Полина заглянула в горницу, захотела спросить о чем-то Ефима, но
— Интересуешься? Ну-ну, интересуйся…
— Нет… Я хотела тебе сказать, што перенабиты вот эти, што в куле… Намедни я их перебрала…
— А на кого снарядила?
— Дак на белку…
— Не годится. Мне нонче покрупней номер спонадобится. Слышь, у нас картечь оставалась где или нет?
— Посмотрю…
Полина ушла в пристрой и не сразу появилась назад.
— Вот, — уронила она на стол еще один мешочек, — всего-то осталось… Зарядов на пять, не больше…
— Мало, — встряхнул на ладони картечь Ефим. — Маловато. Мне нынче зарядов тридцать ба надо…
— Нету…
— Нету? Делать буду. Волчью дробь катать буду.
— Чего надумал-то?
— Это не твоего ума дело. А если можешь — сообрази сама. Чай, про волков на Перехвате слыхала?
Полина кивнула.
— То-то…
Через полчаса нарубил Ефим свинцовых пластин и, округляя их ударами молотка, вытянул тонкие свинцовые колбаски. Нарубил их на топоре по нужному размеру и утюгом начал выкатывать на полу. Когда дробины приобрели округлость, он засыпал их в бутылку и еще долго тряс, чтобы картечины стали совсем как фабричные. Изредка Ефим довольно шмыгал носом, раскуривал остывшую папироску, поглядывая на Полину. В чистой, сильно выцветшей, а когда-то клетчатой рубахе, с бритым недавно лицом Ефим сделался сейчас как бы моложе. Сосредоточенность убрала с лица выражение непонятной Полине хищности, и если бы не плешина, то был бы перед ней сейчас почти тот же грузчик, что хорошо и ладно умел когда-то в порту обращаться с грузами и такими же, как и он.
— Ну, чего молчишь-то?
— Так…
— Ну, молчи, молчи…
Неожиданно для себя она заговорила:
— А я сегодня сон видела.
— Интересный?
— Не знаю…
— Обскажи. Сегодня пятница. По пятницам, говорят, сны в руку…
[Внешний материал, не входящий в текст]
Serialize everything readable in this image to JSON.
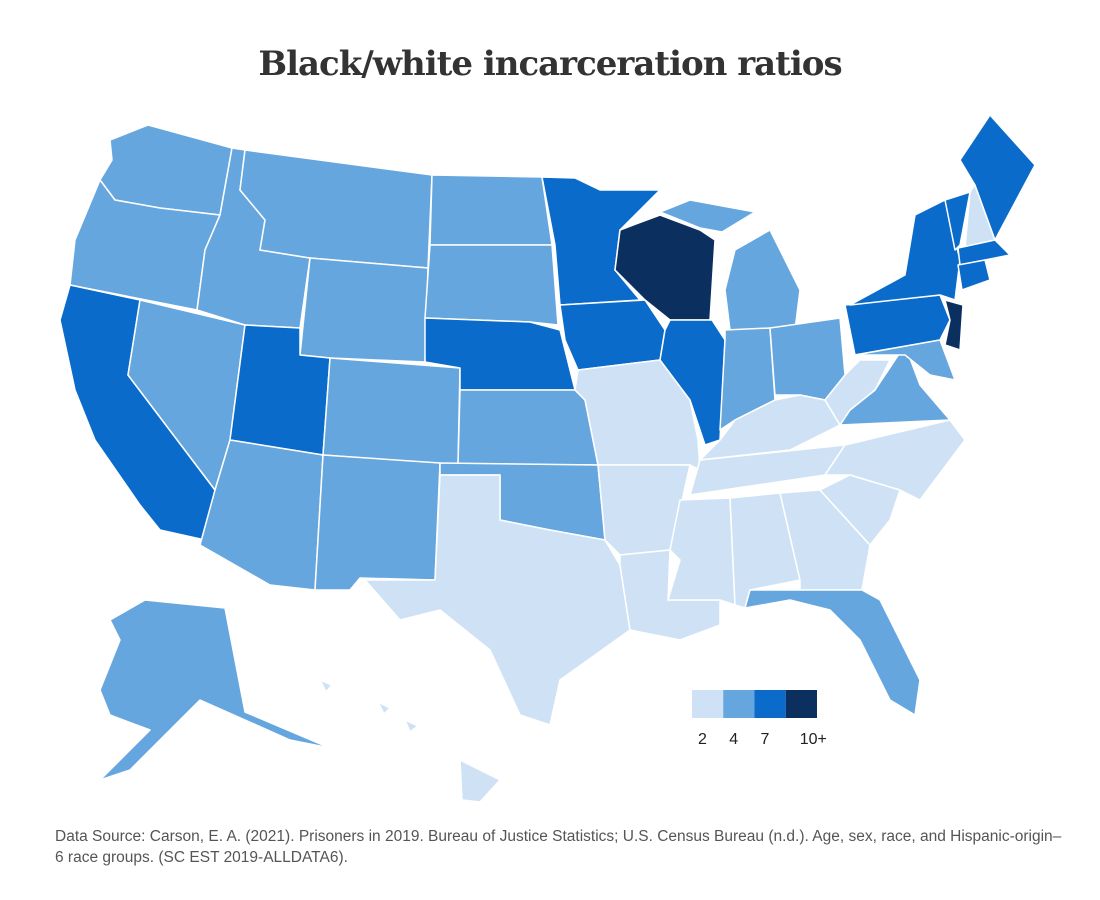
{
  "title": "Black/white incarceration ratios",
  "legend": {
    "labels": [
      "2",
      "4",
      "7",
      "10+"
    ],
    "colors": [
      "#cfe2f5",
      "#66a6de",
      "#0a6bcb",
      "#0b2f5e"
    ]
  },
  "map": {
    "state_colors": [
      "#66a6de",
      "#66a6de",
      "#0a6bcb",
      "#66a6de",
      "#66a6de",
      "#66a6de",
      "#66a6de",
      "#0a6bcb",
      "#66a6de",
      "#66a6de",
      "#66a6de",
      "#66a6de",
      "#66a6de",
      "#0a6bcb",
      "#66a6de",
      "#66a6de",
      "#cfe2f5",
      "#0a6bcb",
      "#0a6bcb",
      "#cfe2f5",
      "#cfe2f5",
      "#cfe2f5",
      "#0b2f5e",
      "#0a6bcb",
      "#66a6de",
      "#66a6de",
      "#66a6de",
      "#cfe2f5",
      "#cfe2f5",
      "#cfe2f5",
      "#cfe2f5",
      "#cfe2f5",
      "#66a6de",
      "#cfe2f5",
      "#cfe2f5",
      "#66a6de",
      "#cfe2f5",
      "#0a6bcb",
      "#0a6bcb",
      "#0b2f5e",
      "#66a6de",
      "#0a6bcb",
      "#cfe2f5",
      "#0a6bcb",
      "#0a6bcb",
      "#0a6bcb",
      "#66a6de",
      "#cfe2f5"
    ]
  },
  "source": "Data Source: Carson, E. A. (2021). Prisoners in 2019. Bureau of Justice Statistics; U.S. Census Bureau (n.d.). Age, sex, race, and Hispanic-origin–6 race groups. (SC EST 2019-ALLDATA6)."
}
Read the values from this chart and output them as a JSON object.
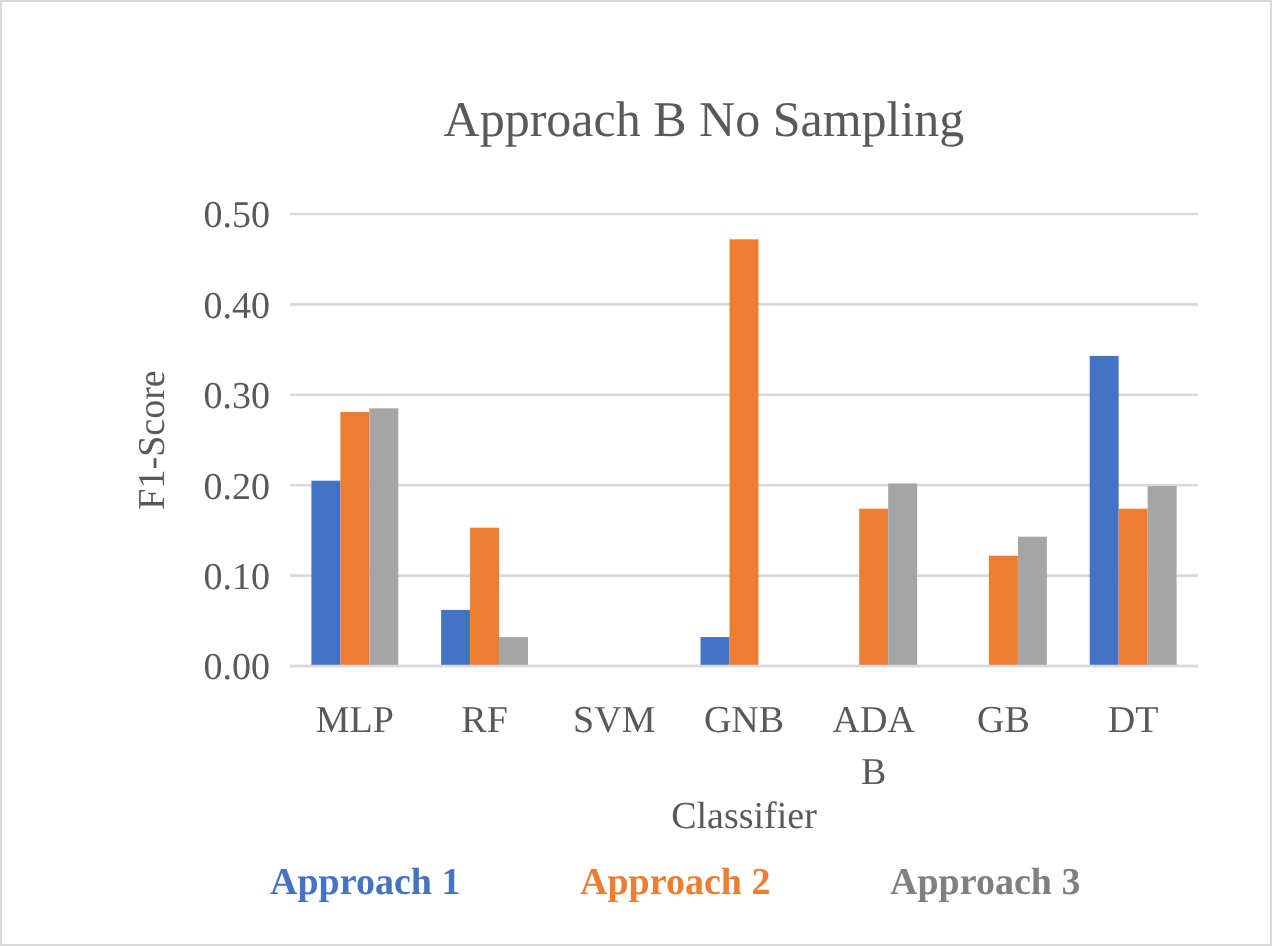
{
  "chart_data": {
    "type": "bar",
    "title": "Approach B No Sampling",
    "xlabel": "Classifier",
    "ylabel": "F1-Score",
    "categories": [
      "MLP",
      "RF",
      "SVM",
      "GNB",
      "ADA B",
      "GB",
      "DT"
    ],
    "series": [
      {
        "name": "Approach 1",
        "color": "#4472c4",
        "values": [
          0.205,
          0.062,
          0,
          0.032,
          0,
          0,
          0.343
        ]
      },
      {
        "name": "Approach 2",
        "color": "#ed7d31",
        "values": [
          0.281,
          0.153,
          0,
          0.472,
          0.174,
          0.122,
          0.174
        ]
      },
      {
        "name": "Approach 3",
        "color": "#a5a5a5",
        "values": [
          0.285,
          0.032,
          0,
          0,
          0.202,
          0.143,
          0.199
        ]
      }
    ],
    "ylim": [
      0,
      0.5
    ],
    "yticks": [
      {
        "value": 0,
        "label": "0.00"
      },
      {
        "value": 0.1,
        "label": "0.10"
      },
      {
        "value": 0.2,
        "label": "0.20"
      },
      {
        "value": 0.3,
        "label": "0.30"
      },
      {
        "value": 0.4,
        "label": "0.40"
      },
      {
        "value": 0.5,
        "label": "0.50"
      }
    ],
    "grid": "y",
    "legend": "bottom"
  }
}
— Нехороший сон. Маму я видела и Гаденыша… Он по мосту бежал, а я в его стреляла…
— По какому мосту?
— Из луны..
— А-а, — ухмыльнулся Ефим, — стало быть, приснилась тебе сказочка-то наша? Это в тебе нутро твое сном заговорило… Только теперь все одно…
— Што?
— Да все. А вообще-то это, наверное, твой волк из тебя побег…
— Какой волк?
Ефим отошел от стола.
— Какой, говоришь, волк? Обыкновенный, звериный… В каждом человеке свой зверь сидит… Я сегодня об этом Гаденышу уже толковал. Навроде понял…
Они опять замолчали.
— Слышь, Полина, а зверь твой в избу хоть раз заходил? Как большой стал?
— Мало…
— Ну-ка, позови.
— Зачем?
— Позови, тебе говорят.
Полина пожала плечами, но из избы вышла. Потянулся холод. Ефим слышал, как она ласково заговорила с волком: «Ну иди, иди…» — и цокала языком. Он уже хотел крикнуть ей, что, мол, плюнь на него, не надо, как вдруг увидел идущего впереди Полины зверя. Гаденыш поставил на порог лапы и смотрел одним глазом на Ефима.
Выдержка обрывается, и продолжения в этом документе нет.